Book Review Roundup: Werewolves, Traitors, Robbers And A Jackass

Robbers, Traitors, Werewolves And A Jackass

"Our Kind Of Traitor" By John LeCarre
Pittsburgh Post-Gazette

"Inevitably it is also about loyalty, honesty and bravery, and their often crucial roles in traitorous acts. The deliberately ambiguous first words of the title invite us to look carefully at the characters, both present and absent, involved in a plot inspired by a little noticed but deeply troubling news item (included at the end of the novel)."

"The Summoning Fire" by David Michael
Seattle Pi

"This is a story of horror and pain -- and not for the weak at heart. It is graphic and sometimes cruel but always with an underlying theme. It is set in a time and place where all hell has broken loose literally. The Princes of hell have created an exit from that very place, many of them being destroyed in the process, leaving the Old Man as he is called, as the leader. He is a Prince of darkness, but refuses to be named, as true names have power. He is cruel and callous and his visage is more then horrible -- it creates both fascination and fear."

"Dogfight, A Love Story" By Matt Burgess

The New York Times

"Alfredo Batista, the 19-year-old drug-dealing hero of Matt Burgess's scorching first novel, "Dogfight, a Love Story," is about to have the most nail-biting weekend of his life. It's June 2002, and in the next 24 hours, Alfredo's older brother, Tariq, released from prison, will arrive at his family's apartment in Queens, where Alfredo lives with Isabel, who was Tariq's girlfriend when he was incarcerated, but who is now seven months pregnant with Alfredo's child."

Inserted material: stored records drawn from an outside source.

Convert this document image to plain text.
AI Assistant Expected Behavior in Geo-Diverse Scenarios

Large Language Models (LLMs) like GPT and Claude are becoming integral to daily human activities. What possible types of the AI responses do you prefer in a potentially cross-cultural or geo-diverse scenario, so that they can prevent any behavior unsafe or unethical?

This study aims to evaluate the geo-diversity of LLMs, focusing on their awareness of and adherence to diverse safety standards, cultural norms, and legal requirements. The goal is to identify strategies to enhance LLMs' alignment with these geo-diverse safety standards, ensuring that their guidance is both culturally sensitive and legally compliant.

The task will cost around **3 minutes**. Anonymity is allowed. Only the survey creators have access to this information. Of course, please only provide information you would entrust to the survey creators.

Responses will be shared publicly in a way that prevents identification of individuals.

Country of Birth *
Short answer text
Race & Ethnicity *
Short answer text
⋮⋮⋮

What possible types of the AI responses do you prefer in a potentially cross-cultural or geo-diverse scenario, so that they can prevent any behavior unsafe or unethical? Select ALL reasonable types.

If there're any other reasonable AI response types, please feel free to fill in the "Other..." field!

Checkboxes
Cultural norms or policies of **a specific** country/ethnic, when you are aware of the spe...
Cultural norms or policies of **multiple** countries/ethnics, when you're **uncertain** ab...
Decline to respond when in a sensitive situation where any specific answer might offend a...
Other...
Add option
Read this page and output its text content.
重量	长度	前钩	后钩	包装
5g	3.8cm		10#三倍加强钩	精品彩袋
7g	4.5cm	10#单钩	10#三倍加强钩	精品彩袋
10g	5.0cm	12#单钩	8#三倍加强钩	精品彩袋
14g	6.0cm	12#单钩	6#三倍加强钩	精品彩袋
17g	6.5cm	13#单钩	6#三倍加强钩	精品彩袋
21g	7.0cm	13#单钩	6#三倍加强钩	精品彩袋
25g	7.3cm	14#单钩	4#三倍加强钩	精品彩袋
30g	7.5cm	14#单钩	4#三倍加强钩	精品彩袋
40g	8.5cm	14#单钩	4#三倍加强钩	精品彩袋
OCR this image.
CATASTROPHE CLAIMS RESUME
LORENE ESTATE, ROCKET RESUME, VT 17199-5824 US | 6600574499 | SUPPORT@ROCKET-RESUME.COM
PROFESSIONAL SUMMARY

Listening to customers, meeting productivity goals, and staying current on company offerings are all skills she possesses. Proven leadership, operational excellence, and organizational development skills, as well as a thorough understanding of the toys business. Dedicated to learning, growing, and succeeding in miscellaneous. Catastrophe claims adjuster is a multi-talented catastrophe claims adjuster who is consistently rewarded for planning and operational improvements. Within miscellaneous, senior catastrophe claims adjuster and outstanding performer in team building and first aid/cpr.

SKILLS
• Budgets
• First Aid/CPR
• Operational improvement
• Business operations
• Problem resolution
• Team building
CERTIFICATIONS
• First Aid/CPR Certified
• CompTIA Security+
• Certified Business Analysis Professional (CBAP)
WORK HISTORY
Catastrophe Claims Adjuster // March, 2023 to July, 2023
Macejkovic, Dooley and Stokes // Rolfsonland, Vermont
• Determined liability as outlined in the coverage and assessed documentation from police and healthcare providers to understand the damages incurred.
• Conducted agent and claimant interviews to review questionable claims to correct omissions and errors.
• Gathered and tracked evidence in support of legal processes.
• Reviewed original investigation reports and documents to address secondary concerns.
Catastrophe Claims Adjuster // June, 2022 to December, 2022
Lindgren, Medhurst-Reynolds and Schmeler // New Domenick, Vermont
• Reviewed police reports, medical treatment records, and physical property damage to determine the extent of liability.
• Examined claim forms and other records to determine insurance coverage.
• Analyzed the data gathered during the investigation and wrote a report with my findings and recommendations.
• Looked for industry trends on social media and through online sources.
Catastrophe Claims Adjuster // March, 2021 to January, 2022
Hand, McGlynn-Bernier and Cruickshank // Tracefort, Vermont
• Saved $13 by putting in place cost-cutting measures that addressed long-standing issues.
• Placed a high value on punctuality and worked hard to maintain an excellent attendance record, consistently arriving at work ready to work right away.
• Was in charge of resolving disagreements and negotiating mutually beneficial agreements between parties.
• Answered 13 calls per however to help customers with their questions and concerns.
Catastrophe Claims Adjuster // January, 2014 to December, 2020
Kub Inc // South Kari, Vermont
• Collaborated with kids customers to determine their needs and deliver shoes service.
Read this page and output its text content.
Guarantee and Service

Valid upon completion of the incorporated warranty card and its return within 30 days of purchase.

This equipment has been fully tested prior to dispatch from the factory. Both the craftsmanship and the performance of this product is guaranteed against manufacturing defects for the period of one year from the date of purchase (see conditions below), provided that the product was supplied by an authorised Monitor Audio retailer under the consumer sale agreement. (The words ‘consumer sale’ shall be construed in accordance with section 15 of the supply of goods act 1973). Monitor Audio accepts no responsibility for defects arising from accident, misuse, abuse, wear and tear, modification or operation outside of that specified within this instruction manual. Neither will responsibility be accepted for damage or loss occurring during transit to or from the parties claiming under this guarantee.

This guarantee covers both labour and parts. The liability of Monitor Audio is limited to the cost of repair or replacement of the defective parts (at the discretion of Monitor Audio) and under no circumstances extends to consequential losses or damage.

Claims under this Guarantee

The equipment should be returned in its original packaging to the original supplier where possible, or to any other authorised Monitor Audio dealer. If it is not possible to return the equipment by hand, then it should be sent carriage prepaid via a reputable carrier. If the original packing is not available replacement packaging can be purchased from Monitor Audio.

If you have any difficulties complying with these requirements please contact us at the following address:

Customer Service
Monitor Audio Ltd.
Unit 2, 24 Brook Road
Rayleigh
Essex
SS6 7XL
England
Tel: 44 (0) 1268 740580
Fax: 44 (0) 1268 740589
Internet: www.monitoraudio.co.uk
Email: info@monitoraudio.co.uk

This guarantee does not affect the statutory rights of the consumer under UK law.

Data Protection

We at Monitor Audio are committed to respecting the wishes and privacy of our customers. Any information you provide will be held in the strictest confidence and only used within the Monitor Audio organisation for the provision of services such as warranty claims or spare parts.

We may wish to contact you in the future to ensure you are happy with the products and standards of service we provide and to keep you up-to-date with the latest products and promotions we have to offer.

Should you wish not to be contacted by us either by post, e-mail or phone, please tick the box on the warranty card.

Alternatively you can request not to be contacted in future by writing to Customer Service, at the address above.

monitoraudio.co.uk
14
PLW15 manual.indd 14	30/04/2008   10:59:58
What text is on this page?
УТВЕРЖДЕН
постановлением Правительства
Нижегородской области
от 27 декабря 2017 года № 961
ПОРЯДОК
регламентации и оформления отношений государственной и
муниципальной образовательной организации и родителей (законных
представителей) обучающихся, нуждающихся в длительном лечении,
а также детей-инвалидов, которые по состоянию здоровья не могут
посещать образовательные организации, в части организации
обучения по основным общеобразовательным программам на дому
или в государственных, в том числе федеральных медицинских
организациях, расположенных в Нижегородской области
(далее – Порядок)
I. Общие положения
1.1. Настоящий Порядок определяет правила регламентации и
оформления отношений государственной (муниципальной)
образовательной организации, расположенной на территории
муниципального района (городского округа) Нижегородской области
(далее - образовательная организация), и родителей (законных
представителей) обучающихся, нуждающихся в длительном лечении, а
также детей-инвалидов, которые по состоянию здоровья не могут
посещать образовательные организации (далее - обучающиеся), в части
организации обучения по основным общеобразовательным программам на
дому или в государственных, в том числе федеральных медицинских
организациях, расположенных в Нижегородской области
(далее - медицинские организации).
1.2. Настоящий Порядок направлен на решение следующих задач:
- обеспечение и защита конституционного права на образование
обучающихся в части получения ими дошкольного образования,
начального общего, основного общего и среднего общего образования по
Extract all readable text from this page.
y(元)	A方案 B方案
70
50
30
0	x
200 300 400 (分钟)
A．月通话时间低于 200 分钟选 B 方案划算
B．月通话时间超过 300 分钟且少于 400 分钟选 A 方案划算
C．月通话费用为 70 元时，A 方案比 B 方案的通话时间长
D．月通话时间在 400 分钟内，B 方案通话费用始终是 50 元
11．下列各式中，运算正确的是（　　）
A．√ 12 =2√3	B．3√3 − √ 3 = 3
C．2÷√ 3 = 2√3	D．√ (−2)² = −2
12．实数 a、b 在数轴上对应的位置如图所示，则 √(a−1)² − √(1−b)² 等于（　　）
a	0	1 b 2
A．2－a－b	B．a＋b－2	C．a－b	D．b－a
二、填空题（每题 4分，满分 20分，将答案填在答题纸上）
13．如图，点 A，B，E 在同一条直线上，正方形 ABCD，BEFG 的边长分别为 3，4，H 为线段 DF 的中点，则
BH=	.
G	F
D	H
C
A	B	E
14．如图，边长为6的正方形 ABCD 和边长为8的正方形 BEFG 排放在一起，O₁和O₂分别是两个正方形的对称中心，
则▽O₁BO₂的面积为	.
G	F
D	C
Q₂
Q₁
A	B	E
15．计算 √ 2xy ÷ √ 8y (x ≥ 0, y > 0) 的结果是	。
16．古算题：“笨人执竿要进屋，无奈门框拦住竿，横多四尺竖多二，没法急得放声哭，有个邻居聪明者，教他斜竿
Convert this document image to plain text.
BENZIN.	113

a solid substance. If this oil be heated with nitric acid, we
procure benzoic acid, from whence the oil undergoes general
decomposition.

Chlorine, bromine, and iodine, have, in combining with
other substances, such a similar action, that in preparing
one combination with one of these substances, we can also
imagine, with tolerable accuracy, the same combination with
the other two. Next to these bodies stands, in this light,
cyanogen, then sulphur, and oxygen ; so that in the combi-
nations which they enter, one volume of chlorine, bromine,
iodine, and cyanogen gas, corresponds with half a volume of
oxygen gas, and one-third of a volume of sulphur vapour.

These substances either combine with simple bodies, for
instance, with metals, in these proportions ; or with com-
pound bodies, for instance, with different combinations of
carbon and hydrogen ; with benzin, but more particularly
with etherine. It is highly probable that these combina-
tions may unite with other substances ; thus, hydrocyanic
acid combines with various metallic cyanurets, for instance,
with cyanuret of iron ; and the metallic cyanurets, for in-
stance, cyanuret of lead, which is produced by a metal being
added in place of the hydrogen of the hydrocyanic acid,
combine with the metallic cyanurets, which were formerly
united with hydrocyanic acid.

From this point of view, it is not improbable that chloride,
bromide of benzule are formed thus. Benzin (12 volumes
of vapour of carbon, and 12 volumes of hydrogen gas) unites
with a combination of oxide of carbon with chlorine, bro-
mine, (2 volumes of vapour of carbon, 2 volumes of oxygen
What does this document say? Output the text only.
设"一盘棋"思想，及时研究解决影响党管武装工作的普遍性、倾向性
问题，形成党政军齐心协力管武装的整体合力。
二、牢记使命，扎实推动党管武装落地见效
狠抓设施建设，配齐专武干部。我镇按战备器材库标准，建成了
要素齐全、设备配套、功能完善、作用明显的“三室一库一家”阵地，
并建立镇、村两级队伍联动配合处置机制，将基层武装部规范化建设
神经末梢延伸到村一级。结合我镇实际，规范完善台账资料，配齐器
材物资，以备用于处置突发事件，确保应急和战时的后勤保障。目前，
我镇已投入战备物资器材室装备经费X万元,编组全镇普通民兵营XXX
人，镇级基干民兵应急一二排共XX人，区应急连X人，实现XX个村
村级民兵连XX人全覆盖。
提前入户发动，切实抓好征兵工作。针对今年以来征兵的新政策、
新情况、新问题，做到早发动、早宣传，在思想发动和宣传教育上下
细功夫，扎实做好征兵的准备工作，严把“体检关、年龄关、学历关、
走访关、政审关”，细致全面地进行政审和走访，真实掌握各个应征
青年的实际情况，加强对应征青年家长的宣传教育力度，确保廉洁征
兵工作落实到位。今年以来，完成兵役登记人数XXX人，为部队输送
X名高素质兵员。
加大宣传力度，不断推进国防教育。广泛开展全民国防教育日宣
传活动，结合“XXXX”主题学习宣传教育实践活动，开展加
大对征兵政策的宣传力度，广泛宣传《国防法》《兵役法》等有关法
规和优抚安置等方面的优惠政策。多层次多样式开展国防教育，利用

"It's A Book" By Lane Smith
The New York Times

"Those of us for whom books are a faith in themselves -- who find the notion that pixels, however ordered, could be any kind of substitute for the experience of reading in a chair with the strange thing spread open on our lap -- will love this book. Though it will surely draw a laugh from kids, it will give even more pleasure to parents who have been trying to make loudly the point that Smith's book makes softly: that the virtues of a book are independent of any bells, whistles or animation it might be made to contain. That two-page spread of the jackass simply reading is the key moment in the story, and one of the nicest sequences in recent picture books."

"MOURNING DIARY: October 26, 1977 -- September 15, 1979" By Roland Barthes
The New York Times

"What the world didn't know was that Barthes, the day after his mother's death on Oct. 25, 1977, began keeping a diary of his suffering, written mostly in ink on small individual slips of paper. Those slips have now been gathered up by Barthes's longtime translator, Richard Howard, and ushered into print."

"The Great American Stickup" by Robert Scheer
The Los Angeles Times

"Remarkably, Scheer is capable of making sense of something that Victorian thinker Thomas Carlyle rightfully called "the dismal science," that is, the workings of the economy. And he is not only willing but downright eager to name names, including such now-dubious gurus as Robert Rubin, Lawrence Summers and Alan Greenspan, among others. Without sacrificing the subtleties and nuances of his subject, Scheer (along with his sons Christopher and Joshua Scheer) leads us briskly through the policy-making of the last three presidents and their advisors and argues that Democrats and Republicans share the blame."

"Nightshade" by Andrea Cremer

The Los Angeles Times

"Although "Nightshade" is likely to be devoured by Twi-hards, there's a lot more to enjoy about this new series debut from young adult author Andrea Cremer than weak-kneed romanticism and its similarities to the vampires-and-werewolves blockbuster. A fantastical mash-up of religious warriors and witch hunts, of feminist will and societal oppression, "Nightshade" is historical fiction -- with a modern, pop culture twist. An intelligent reimagining of the past played out in the present with shape-shifting werewolves residing in Vail, Colo., "Nightshade" is a book for well-read hopeless romantics who like their heroines conflicted, their love interests smoldering and their passions triangulated and torrid, yet unfulfilled."